La question du professeur me fait sursauter. C’est un virilo, père de famille, déjà âgé d’une quarantaine d’années. Il aime son travail, c’est pour lui une victoire personnelle chaque fois qu’une éloï quitte le lycée pour se marier.
Qu’est-ce qu’il a bien pu dire avant ça ? Je n’ai pas écouté un mot.
Je jette le bébé par la fenêtre ?
“Eh bien, euh, j’essaie de protéger mon conjoint du bruit.
- Plus précisément ?
- Eh bien, j’emmène le bébé loin de l’endroit où il dort.

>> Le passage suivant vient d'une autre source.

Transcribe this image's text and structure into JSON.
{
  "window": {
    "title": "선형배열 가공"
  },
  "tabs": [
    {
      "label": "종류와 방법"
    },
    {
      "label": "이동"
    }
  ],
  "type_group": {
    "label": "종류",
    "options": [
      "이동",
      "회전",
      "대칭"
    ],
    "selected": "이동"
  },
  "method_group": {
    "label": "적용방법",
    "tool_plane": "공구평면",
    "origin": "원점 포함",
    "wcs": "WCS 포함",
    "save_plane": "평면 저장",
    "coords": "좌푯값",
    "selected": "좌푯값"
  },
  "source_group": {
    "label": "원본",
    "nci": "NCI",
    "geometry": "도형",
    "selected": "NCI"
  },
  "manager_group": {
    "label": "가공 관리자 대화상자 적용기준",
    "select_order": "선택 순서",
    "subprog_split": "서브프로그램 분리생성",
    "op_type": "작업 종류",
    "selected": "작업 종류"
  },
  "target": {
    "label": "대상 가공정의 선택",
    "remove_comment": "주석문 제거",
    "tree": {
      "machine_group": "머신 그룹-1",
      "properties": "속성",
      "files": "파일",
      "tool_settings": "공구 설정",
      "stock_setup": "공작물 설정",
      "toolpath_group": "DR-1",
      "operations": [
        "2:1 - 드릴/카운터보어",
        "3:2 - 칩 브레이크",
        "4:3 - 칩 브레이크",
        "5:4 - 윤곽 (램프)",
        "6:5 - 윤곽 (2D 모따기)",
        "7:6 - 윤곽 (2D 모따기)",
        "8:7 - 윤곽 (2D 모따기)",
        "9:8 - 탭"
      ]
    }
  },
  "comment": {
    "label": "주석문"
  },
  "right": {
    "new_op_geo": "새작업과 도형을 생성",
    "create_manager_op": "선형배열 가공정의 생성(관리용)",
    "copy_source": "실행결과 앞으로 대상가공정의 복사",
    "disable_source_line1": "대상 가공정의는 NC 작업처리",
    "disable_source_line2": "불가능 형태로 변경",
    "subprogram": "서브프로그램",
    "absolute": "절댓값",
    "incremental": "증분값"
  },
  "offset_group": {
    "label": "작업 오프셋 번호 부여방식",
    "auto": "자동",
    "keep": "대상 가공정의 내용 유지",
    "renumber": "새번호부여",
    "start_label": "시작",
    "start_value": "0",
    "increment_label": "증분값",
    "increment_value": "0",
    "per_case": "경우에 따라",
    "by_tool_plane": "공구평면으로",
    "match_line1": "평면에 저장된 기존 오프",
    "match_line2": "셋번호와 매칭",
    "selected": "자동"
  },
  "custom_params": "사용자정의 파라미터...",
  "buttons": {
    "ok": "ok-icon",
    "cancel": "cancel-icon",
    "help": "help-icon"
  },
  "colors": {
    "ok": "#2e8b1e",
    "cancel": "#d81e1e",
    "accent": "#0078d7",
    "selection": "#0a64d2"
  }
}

Ou je donne à mon mari des bouchons d’oreilles.”
Le professeur me regarde, surpris. “Tiens, tiens, Vanna, tu as quand même écouté.”
Je n’ai pas écouté. Mais réfléchi.
Les robes à volants rose criard des six demoiselles d'honneur étaient conformes à la tradition : nous devions être aussi peu à notre avantage que possible afin de rehausser la beauté de la mariée. La couturière avait fait un bon travail, nous avions toutes l'air de petits cochons luisants, râblés, venant de se rouler dans un tas de feuilles roses.
Nous savons que chez la fémine, les caractéristiques physiques et psychologiques de l’enfance propres à provoquer l’attendrissement et susciter un désir de protection persistent également, de nos jours, jusqu’à la maturité sexuelle et même au-delà. Ces caractéristiques, telles que le besoin de plaire, la sociabilité, la recherche d’un soutien et d’une sécurité auprès du sexe masculin et la naïveté espiègle, sont, comme nous en convenons maintenant tous, intrinsèquement féminines. Or elles étaient, avant la domestication, en voie d’affaiblissement ou même de disparition, du fait d’une sélection naturelle faussée (qualifiée d’émancipation).
Hanna, Janna, Sanna et Leanna écarquillent leurs yeux maquillés pour m’interroger, la bouche en cœur, sur mon futur mariage.
Comment est-ce qu’il a fait sa demande ?
- C’était plutôt romantique. Il m’a demandé combien d’années de cours de gestion domestique j’avais à mon actif, et j’ai dit deux.
- Mais c’est presque vrai ! Tu es à l’institut depuis plus d’un an.
- Avec comme matières cuisine, budgétisation des achats, hygiène domestique, puériculture, entretien du corps et bien sûr agilité sexuelle.
- Et comme options ?
- Couture, organisation de réceptions et décoration intérieure. Quand j’en ai parlé à Jare, il a dit que je serais bientôt une épouse accomplie.”
Toutes soupirent, c’est si merveilleusement virilo.